Bom. Não sei vocês, mas eu fiquei bem receosa de escrever um memorial lírico como o da professora Veruska. Enquanto ouvia o relato pensava: "ai-aiai-aiai... no mestrado acadêmico nós escrevemos tudo que os orientadores querem ouvir e pronto, a nota está garantida. Daí agora terei que expor minha conturbada trajetória escolar, profissional e acadêmica?" Não é a toa que o debate em sala quase se tornou um confessionário de preocupações. Nele teve de tudo um pouco: desde palmadas do irmão mais velho que, curiosamente, resultaram em um garoto leitor, até um texto do Samuel Beckett exposto em uma página amarelada, revelando assim uma memória carinhosa.
Na verdade, tudo aquilo acontecendo e eu pensava: "quanta coragem para lembrar. Será que eu consigo me safar de cavar o passado?" Descobri que não, mas, honestamente, até gostei. Vai ser mais fácil, porque a pessoalidade, tal nos mostra o filme "Brilho eterno de uma mente sem lembranças", é a melhor aliada da memória. Afinal, não sou perita no assunto, mas acredito que é em nosso lado pessoal que encontramos o sentido das nossas escolhas. Enfim... Na verdade o que eu quero aqui é mostrar dois instrumentos paralelos a esse tipo de memorial. O primeiro são as tiras do Calvin e o segundo é o livro "Fomos maus alunos, de Rubem Alves e Gilberto Dimenstein". Ambos estão na moda, o que pode incomodar aqueles que como eu torcem o nariz para o Ibope, mas o importante é o conteúdo, não é mesmo?
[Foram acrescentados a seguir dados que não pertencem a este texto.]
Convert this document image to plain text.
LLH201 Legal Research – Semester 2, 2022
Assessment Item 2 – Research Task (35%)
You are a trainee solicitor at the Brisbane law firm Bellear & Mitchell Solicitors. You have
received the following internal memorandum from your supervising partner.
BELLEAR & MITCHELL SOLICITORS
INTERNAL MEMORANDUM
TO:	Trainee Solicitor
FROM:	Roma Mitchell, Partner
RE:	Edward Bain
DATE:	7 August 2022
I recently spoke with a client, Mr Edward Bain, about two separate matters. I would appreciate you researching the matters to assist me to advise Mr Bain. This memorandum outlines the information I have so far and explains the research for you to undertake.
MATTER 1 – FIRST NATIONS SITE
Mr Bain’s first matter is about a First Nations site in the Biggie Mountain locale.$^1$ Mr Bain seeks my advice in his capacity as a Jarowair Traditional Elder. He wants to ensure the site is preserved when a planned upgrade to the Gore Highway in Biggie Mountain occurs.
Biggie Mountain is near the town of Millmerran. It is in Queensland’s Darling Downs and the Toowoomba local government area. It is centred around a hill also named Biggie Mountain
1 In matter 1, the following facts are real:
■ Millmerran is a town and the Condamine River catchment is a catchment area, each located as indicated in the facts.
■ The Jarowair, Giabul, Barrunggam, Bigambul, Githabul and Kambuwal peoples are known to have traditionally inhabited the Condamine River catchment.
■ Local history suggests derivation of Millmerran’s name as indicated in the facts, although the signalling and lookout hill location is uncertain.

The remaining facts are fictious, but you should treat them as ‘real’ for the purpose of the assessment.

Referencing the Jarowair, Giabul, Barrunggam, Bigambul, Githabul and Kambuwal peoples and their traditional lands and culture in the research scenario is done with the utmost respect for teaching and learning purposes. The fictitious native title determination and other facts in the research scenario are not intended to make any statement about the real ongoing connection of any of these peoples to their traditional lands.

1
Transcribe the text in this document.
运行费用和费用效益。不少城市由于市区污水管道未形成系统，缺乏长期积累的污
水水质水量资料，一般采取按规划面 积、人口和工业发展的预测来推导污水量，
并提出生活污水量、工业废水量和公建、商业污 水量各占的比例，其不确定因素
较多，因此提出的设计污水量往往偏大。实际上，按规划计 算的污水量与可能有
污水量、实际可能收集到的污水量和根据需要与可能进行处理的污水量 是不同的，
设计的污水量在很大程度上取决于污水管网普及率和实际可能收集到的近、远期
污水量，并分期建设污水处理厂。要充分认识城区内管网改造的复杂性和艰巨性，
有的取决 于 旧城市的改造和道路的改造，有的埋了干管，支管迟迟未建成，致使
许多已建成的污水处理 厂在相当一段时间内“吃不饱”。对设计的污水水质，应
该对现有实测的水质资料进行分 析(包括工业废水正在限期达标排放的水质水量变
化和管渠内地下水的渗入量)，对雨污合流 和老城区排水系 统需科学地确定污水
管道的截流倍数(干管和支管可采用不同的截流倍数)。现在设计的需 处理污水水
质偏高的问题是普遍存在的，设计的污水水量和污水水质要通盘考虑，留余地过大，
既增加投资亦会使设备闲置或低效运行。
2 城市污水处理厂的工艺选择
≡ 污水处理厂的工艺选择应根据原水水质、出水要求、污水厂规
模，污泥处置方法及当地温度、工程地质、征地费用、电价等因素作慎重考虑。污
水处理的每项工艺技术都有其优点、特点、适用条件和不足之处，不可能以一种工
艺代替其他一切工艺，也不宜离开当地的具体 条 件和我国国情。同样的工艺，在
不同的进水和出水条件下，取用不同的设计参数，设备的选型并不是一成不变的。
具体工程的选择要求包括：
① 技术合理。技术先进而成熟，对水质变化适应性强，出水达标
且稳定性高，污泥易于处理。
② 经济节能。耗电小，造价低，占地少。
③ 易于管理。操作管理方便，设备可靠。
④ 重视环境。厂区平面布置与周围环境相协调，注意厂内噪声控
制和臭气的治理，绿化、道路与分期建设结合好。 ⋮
Vejam que trechinho mais interessante:


Fonte: Revista Nova Escola

Alguns trechos do "Fomos maus alunos" podem ser vistos no Googlebooks.

Para terminar, referência do livro impreso:

ALVES. R. DIMENSTEIN, G. Fomos maus alunos. 5.ed. Campinas, SP: Papirus, 2003.

Comentários

  1. Olá Angelica!
    Adorei sua escrita e confesso que ando mais a vontade para construir o meu blog.
    Obrigada por compartilhar ideias e reflexões... me ajudou com meu memorial também.
    Sucesso!!!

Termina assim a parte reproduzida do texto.